Dear list,
I am trying to run a cosmological simulation (500.0 Mpc/h, 1024^3
particles), and the code returns me the error below. Looking at the source
code, I could not understand exactly how MaxForeignNodes is decided and if
there's something I can try to change on the parameters file. I am already
using the entire local cluster.
Many thanks!
---------------------------------
Shared memory islands host a minimum of 37 and a maximum of 37 MPI ranks.
We shall use 6 MPI ranks in total for assisting one-sided communication (1
per shared memory node).
___ __ ____ ___ ____ ____ __
/ __) /__\ ( _ \ / __)( ___)(_ _)___ /. |
( (_-. /(__)\ )(_) )( (_-. )__) )( (___)(_ _)
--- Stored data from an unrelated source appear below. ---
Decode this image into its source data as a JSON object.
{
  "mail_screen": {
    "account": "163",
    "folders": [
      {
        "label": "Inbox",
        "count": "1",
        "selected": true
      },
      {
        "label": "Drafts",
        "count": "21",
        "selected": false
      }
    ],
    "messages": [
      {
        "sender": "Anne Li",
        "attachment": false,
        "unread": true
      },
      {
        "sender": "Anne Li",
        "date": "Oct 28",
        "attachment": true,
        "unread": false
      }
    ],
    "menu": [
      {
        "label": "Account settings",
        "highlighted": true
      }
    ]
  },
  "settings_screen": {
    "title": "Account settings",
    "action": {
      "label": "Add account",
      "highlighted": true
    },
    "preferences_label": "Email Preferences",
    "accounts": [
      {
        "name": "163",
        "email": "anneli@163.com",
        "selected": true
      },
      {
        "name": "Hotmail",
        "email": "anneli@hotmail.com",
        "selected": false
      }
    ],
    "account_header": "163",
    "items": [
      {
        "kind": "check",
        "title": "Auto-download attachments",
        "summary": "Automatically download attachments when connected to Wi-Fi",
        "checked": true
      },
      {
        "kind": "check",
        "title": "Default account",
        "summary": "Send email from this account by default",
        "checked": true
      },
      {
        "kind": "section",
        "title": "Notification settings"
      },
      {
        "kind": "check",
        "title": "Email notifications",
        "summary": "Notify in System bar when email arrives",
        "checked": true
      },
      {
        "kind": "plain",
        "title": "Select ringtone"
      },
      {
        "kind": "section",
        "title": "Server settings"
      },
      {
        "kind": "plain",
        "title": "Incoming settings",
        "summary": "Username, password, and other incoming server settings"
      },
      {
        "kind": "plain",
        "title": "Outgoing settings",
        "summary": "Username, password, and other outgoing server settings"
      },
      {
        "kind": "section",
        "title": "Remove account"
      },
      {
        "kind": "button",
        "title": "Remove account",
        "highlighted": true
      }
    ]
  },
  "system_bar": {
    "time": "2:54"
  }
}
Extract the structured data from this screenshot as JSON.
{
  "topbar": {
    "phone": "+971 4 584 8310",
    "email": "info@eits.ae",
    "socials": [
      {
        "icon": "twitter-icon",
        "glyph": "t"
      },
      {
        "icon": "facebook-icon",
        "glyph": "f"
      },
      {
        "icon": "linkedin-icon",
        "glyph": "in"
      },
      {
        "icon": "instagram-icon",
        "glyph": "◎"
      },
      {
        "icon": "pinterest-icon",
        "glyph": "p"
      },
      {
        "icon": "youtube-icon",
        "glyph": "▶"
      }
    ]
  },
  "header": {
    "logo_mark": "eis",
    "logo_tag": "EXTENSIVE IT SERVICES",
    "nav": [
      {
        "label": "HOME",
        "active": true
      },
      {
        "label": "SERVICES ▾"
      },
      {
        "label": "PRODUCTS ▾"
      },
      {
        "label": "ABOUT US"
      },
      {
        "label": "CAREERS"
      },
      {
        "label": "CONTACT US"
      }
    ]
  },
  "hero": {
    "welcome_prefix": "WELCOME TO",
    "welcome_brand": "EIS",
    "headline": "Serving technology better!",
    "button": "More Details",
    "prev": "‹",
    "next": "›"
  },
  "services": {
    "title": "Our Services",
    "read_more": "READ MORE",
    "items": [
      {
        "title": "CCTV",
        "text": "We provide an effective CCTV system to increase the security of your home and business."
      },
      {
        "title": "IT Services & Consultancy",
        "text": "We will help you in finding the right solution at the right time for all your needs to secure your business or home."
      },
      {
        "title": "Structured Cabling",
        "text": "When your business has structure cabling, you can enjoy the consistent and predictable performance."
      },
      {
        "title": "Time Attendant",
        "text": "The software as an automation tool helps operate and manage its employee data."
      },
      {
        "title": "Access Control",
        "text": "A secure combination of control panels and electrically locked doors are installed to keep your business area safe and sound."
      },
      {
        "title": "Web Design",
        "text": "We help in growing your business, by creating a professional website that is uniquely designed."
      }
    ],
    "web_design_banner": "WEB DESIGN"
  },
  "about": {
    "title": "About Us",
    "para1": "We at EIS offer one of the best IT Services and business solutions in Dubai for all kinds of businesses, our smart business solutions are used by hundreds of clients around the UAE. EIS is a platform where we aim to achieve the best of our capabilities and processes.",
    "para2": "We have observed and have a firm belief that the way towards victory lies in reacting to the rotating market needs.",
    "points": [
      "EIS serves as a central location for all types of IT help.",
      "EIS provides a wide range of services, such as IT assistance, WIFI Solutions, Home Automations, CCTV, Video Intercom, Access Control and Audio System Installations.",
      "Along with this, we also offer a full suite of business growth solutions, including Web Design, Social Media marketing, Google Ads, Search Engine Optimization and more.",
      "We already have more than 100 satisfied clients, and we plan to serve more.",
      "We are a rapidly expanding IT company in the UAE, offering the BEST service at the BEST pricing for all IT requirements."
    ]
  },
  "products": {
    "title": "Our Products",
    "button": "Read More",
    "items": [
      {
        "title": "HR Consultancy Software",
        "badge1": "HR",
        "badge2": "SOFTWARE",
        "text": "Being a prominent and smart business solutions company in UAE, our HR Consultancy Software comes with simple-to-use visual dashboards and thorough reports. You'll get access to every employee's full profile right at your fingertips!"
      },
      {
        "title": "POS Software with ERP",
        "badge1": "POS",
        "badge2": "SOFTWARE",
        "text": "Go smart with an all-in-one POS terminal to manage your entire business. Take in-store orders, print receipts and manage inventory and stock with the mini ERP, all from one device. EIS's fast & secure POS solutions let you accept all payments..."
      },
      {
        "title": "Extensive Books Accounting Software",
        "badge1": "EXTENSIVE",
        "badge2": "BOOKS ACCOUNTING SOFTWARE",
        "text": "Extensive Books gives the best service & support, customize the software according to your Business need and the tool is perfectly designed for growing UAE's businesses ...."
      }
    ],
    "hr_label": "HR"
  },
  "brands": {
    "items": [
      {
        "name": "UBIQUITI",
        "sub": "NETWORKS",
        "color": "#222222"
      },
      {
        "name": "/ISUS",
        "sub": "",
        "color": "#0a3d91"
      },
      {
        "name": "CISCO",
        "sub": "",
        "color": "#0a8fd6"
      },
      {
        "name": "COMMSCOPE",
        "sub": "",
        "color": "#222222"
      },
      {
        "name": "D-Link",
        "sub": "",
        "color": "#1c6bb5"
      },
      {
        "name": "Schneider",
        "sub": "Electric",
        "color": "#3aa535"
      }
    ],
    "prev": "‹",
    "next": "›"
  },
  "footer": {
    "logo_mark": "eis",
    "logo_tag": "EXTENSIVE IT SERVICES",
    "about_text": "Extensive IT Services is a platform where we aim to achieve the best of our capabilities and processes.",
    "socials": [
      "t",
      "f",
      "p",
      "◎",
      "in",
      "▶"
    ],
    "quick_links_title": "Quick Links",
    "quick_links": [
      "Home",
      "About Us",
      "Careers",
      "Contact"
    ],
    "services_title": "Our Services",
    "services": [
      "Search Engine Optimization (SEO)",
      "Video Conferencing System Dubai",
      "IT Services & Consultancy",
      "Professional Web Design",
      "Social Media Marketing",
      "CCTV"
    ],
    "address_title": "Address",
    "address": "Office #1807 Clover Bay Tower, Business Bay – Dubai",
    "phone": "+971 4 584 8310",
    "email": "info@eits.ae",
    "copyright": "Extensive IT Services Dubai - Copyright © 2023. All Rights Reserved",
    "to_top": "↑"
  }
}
\___/(__)(__)(____/ \___/(____) (__) (_)
This is Gadget, version 4.0.
Git commit unknown, unknown
Code was compiled with the following compiler and flags:
mpicxx -std=c++11 -ggdb -O3 -march=native -Wall -Wno-format-security
-I/beegfs/tcastro/gadget4/include/ -I/beegfs/tcastro/gadge
t4/include/gsl -I/beegfs/tcastro/gadget4/include/ -Ibuild -Isrc
Code was compiled with the following settings:
ASMTH=3.0
CREATE_GRID
DOUBLEPRECISION=1
DOUBLEPRECISION_FFTW
ENLARGE_DYNAMIC_RANGE_IN_TIME
FMM
FOF
FOF_GROUP_MIN_LEN=100
FOF_LINKLENGTH=0.2
FOF_PRIMARY_LINK_TYPES=2
HIERARCHICAL_GRAVITY
IMPOSE_PINNING
LEAN
MERGERTREE
MULTIPOLE_ORDER=5
NGENIC=1024
NGENIC_2LPT
NSOFTCLASSES=1
NTAB=256
NTYPES=6
OUTPUT_TIMESTEP
PERIODIC
PMGRID=1024
POWERSPEC_ON_OUTPUT
PRESERVE_SHMEM_BINARY_INVARIANCE
RANDOMIZE_DOMAINCENTER
RCUT=6.0
SELFGRAVITY
SUBFIND
SUBFIND_HBT
TREE_NUM_BEFORE_NODESPLIT=4
Running on 216 MPI tasks.
BEGRUN: Size of particle structure 128 [bytes]
BEGRUN: Size of sph particle structure 216 [bytes]
BEGRUN: Size of gravity tree node 352 [bytes]
BEGRUN: Size of neighbour tree node 192 [bytes]
BEGRUN: Size of subfind auxiliary data 64 [bytes]
PINNING: We have 4 sockets, 40 physical cores and 40 logical cores on the
first MPI-task's node.
PINNING: Looks like 10 logical cores are available.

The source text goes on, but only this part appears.